Rétrograde au Kiln Theatre – la critique

Quiconque s’attend à ce que la dernière pièce de Ryan Calais Cameron ait beaucoup de rapport avec son œuvre universellement acclamée Pour les garçons noirs… – qui se vend actuellement tous les soirs dans le West End – est une sacrée surprise. Son nouveau travail, qui a reçu sa première mondiale au four dans une production atmosphérique d’Amit Sharma, est une pièce conversationnelle beaucoup plus conventionnelle, jouée en temps réel, sur un seul plateau par un trio d’excellents acteurs. Une chose Rétrograde a en commun avec ce premier coup de poing un feu vertueux dans son ventre, même s’il faut un peu de temps pour y arriver.

Calais Cameron imagine une rencontre dans le New York des années 1950 entre l’acteur étoile montante Sidney Poitier (animé de manière vivante par Ivanno Jeremiah, dont l’impression vocale de la réalité est assez étrange), Bobby, un scénariste en herbe d’Hollywood (joué avec le désespoir en sueur approprié par Ian Bonnar) et Larry Parks, cadre juridique sans scrupules du studio NBC (un Daniel Lapaine acide). C’est l’apogée des chasses aux sorcières de McCarthy, mais Bobby pense avoir écrit un chef-d’œuvre radical qui le propulsera vers le succès et Poitier vers la célébrité. Parks, cependant, est plus préoccupé par le fait que Sidney signe un serment de loyauté, qu’il renonce à ses associations avec des « personnes politiquement inacceptables… qui sont connues pour ne pas défendre les valeurs américaines » et qu’il devienne effectivement un informateur d’autres militants noirs de l’industrie du divertissement à l’époque, comme Harry Belafonte et Paul Robeson.

Il y a beaucoup en jeu et, en passant, il est particulièrement poignant d’entendre le nom de Belafonte sur scène la semaine même de sa mort. La section d’ouverture entre les deux hommes blancs rappelle Mamet à son apogée avec ses plaisanteries et sa bravade alimentées par l’alcool et la testostérone, et le sentiment d’hommes égoïstes parlant longuement tout en écoutant peu. L’écriture de Calais Cameron pour ces deux-là a tendance à les faire s’exprimer dans des extraits sonores usés qui s’usent un peu (« Qu’est-ce que je suis, du foie haché ? »… « Tu as un goût de champagne avec un budget de bière »… « Mets un œuf dans ta chaussure et battez-le »), mais la température et le ton changent sensiblement avec l’arrivée de Poitier dans le décor de bureau parfait d’époque de Frankie Bradshaw.

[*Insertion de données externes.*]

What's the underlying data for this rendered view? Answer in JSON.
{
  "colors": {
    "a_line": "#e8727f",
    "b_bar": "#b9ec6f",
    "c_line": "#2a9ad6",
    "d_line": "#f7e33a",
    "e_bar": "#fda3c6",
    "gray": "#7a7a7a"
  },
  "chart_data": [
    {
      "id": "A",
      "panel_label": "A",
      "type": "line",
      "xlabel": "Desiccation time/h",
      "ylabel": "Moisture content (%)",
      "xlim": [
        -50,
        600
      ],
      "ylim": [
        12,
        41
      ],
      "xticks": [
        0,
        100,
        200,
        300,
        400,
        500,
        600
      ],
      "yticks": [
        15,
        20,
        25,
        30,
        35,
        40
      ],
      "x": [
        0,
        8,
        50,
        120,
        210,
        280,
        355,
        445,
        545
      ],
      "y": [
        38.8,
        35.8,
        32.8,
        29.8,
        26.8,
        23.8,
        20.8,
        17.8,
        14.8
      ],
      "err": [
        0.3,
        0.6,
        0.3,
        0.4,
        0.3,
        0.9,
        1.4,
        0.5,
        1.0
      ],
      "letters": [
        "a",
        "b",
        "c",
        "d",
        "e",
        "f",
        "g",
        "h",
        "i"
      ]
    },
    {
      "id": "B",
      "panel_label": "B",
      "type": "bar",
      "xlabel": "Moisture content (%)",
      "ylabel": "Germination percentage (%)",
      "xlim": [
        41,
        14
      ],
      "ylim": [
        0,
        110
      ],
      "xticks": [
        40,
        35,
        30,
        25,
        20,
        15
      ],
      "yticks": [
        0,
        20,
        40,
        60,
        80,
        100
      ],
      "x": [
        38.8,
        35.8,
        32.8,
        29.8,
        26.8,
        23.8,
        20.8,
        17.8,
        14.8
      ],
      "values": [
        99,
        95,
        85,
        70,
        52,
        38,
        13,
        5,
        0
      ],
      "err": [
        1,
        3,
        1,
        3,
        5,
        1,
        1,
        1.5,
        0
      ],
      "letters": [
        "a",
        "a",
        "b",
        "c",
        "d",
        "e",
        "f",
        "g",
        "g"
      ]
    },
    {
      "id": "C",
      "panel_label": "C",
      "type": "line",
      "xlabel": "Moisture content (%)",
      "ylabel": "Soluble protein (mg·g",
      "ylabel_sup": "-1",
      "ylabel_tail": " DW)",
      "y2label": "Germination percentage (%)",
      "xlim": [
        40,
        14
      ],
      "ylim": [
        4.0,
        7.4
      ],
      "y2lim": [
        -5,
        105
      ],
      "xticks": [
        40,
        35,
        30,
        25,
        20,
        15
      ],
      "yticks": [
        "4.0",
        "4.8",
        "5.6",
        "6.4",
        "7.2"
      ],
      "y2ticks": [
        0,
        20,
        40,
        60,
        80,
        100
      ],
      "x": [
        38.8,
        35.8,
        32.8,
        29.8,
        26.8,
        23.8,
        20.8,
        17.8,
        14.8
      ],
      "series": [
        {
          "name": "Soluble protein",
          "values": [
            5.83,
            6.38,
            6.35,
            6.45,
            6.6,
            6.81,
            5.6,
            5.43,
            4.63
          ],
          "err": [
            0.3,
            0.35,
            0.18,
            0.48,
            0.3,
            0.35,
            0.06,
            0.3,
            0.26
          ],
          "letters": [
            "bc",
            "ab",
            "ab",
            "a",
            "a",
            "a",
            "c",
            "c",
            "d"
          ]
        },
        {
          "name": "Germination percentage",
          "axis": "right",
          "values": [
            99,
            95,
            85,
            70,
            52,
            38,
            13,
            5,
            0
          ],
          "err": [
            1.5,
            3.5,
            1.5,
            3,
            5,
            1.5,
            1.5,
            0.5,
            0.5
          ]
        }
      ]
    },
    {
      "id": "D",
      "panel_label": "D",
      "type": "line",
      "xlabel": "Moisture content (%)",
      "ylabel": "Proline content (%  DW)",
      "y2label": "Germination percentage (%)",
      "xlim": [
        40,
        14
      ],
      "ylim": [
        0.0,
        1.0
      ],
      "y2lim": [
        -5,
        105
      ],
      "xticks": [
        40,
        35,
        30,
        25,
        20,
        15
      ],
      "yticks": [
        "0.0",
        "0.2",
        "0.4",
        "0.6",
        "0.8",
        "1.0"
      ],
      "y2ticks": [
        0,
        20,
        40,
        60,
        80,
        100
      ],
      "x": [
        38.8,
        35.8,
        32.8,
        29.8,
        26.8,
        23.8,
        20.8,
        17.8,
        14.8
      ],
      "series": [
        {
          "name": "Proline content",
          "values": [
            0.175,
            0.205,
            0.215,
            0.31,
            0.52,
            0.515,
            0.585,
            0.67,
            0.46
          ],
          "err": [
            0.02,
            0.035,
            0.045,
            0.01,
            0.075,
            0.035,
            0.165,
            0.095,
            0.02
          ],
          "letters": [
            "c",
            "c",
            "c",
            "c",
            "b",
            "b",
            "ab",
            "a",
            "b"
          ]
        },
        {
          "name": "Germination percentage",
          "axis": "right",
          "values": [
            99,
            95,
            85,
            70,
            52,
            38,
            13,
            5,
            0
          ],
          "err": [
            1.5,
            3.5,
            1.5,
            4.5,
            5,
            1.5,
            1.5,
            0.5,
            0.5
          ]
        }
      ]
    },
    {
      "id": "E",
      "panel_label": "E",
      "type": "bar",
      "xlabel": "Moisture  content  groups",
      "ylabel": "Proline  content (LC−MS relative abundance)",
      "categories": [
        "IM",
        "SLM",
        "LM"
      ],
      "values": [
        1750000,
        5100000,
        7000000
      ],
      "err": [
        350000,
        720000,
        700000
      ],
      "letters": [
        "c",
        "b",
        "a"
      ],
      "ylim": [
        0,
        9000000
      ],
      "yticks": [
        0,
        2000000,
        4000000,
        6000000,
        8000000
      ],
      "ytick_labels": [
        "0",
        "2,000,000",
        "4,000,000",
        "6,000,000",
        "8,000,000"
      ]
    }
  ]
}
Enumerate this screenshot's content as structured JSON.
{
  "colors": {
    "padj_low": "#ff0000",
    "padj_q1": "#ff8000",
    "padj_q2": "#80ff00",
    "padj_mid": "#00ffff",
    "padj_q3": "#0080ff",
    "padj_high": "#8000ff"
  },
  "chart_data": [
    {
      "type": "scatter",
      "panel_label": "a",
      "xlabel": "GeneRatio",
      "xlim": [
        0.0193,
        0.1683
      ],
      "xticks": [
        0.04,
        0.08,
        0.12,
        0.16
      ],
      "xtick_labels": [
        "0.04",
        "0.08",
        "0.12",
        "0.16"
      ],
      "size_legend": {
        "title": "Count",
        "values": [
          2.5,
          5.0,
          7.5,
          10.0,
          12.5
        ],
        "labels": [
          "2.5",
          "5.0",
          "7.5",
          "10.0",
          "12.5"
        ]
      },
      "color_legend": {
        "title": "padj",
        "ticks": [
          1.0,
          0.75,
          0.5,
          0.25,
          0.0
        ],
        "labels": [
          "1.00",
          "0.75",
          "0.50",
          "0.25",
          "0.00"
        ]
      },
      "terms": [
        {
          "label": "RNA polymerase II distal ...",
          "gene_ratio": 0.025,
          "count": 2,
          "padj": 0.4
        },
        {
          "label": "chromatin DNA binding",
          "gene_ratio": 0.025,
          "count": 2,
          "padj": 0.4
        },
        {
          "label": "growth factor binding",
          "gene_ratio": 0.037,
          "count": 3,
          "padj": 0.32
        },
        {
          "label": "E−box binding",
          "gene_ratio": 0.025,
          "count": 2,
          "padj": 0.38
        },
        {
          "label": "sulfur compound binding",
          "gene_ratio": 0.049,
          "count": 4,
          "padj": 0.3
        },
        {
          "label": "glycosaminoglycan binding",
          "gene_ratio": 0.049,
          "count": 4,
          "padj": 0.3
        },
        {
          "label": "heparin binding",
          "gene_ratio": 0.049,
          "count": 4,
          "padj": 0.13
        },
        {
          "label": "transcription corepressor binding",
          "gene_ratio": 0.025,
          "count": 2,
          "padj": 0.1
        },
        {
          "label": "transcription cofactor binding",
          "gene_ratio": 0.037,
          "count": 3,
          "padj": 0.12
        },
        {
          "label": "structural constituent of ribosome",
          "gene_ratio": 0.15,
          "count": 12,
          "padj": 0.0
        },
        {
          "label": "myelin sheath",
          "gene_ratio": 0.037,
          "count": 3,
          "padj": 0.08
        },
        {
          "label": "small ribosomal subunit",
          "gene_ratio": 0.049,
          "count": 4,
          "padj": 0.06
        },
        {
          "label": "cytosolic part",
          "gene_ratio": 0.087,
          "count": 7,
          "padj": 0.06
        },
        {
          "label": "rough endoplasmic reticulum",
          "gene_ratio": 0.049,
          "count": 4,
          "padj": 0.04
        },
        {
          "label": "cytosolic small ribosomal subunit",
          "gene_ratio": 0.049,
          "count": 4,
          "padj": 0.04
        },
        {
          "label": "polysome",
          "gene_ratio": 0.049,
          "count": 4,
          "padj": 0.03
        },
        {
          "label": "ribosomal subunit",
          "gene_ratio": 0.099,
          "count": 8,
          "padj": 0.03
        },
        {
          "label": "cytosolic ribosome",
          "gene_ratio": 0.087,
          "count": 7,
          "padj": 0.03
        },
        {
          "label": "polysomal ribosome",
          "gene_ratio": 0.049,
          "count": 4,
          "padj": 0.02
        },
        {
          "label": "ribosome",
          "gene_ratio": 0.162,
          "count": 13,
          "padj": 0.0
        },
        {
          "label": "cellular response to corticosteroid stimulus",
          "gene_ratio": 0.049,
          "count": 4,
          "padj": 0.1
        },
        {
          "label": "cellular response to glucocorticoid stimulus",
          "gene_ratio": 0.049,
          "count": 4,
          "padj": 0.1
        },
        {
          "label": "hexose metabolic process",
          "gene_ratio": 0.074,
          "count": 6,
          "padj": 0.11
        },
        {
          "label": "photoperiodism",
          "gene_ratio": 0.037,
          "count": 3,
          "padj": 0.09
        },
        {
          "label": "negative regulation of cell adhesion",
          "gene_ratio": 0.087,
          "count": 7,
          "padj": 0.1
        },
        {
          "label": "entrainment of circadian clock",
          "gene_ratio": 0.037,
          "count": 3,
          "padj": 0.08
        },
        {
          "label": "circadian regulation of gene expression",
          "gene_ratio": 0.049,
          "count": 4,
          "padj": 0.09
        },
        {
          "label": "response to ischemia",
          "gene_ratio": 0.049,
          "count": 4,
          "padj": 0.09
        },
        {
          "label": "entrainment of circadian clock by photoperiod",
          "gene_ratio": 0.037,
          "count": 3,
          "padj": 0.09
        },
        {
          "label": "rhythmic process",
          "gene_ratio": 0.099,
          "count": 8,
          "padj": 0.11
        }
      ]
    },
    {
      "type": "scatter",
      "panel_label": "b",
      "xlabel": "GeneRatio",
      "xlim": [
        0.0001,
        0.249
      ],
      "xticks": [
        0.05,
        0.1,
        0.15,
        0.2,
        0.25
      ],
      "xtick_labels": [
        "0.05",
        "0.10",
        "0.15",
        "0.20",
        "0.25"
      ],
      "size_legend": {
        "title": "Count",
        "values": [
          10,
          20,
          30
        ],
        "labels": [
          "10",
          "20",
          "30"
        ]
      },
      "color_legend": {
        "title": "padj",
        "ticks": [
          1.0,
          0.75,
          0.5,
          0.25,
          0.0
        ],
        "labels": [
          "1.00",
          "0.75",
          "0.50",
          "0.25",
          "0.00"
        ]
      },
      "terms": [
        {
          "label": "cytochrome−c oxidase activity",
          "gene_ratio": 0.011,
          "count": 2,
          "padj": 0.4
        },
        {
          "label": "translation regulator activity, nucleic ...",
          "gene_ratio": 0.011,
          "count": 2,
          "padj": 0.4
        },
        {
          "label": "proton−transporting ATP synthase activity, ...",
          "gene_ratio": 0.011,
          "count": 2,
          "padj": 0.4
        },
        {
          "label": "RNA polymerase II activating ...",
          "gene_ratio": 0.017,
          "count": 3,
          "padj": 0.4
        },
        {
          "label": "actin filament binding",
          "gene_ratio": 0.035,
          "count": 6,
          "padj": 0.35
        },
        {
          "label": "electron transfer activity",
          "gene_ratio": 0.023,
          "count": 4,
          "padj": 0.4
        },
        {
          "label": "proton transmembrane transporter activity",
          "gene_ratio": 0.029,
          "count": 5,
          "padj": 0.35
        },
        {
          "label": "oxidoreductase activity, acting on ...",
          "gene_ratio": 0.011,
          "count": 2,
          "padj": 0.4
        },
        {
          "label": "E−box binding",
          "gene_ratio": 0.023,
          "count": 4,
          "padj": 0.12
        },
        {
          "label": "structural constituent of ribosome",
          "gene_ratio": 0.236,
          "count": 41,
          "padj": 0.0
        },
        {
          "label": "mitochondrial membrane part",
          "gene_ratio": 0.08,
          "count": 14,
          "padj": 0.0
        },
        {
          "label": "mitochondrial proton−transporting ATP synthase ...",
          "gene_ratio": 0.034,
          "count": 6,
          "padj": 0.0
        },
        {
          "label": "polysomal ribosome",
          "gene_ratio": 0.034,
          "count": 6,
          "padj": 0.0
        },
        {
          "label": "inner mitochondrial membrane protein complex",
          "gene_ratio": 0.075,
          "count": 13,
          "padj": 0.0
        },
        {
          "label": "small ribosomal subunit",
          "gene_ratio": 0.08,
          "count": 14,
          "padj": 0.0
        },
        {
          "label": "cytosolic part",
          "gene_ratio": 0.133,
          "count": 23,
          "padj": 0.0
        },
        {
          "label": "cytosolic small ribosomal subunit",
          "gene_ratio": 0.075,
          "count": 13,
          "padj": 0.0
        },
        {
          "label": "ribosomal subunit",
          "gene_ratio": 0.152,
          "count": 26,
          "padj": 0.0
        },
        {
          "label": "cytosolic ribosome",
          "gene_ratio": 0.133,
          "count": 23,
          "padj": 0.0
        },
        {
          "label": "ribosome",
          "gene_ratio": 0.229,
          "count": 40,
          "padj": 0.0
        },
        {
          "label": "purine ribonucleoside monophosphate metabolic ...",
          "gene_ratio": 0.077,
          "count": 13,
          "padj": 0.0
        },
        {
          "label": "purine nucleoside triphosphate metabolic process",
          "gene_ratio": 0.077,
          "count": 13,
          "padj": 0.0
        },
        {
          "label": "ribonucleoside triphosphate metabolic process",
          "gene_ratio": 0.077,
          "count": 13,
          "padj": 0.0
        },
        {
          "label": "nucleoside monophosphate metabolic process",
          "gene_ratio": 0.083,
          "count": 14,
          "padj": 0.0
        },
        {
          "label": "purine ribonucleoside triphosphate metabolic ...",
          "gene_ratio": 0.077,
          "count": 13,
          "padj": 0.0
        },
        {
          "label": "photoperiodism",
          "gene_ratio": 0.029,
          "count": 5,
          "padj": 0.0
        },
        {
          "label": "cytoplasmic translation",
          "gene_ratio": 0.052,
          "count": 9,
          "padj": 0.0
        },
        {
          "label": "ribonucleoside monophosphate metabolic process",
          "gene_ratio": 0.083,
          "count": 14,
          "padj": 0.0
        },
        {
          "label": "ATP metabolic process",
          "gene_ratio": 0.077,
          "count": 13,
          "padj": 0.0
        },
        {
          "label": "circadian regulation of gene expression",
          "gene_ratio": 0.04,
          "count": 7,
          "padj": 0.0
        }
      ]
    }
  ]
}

Jeremiah brosse un tableau convaincant d’un humain naturellement décent, charismatique mais vigilant, essayant de tempérer son talent stellaire et son ambition brûlante avec un sens primordial de ce qui est bien et mal. Les livres d’histoire nous disent que Poitier a en effet placé la conscience sociale et la loyauté avant sa carrière et en a payé le prix pendant un certain nombre d’années, mais une grande partie de l’excitation du scénario de Calais Cameron et de la mise en scène de Sharma découle de la volonté qu’il ne veut pas tension de voir le beau Sidney de Jeremiah se faire intimider, cajoler et gronder par les répulsifs Parks. Bonar et Lapaine investissent leurs personnages avec énergie et conviction mais n’ont pas assez d’éléments pour en faire des personnages complets. Sidney Poitier de Jeremiah bénéficie d’avoir beaucoup plus d’histoire, un pétard d’un dernier moment, et d’être généralement et incontestablement un être humain infiniment meilleur.

Quand Sidney s’ouvre et commence à dire sa vérité (« Il y a quelque chose d’incroyablement remarquable sur le point de se produire, quelque chose que ce pays, peut-être même ce monde n’a jamais vu, et je ne veux pas manquer ça… Je ne veux pas être du mauvais côté de l’histoire »), la pièce s’embrase enfin dans la vie dramatique. S’il faut attendre un peu trop longtemps pour une telle catharsis, la pièce ne laisse aucun doute sur le fait que le jeune Poitier était, à ce moment-là, déjà bien parti pour devenir un Titan parmi les artistes et l’humanité, et un modèle pour les Noirs, et si la pièce de Calais Cameron a une réalisation primordiale, c’est celle-ci.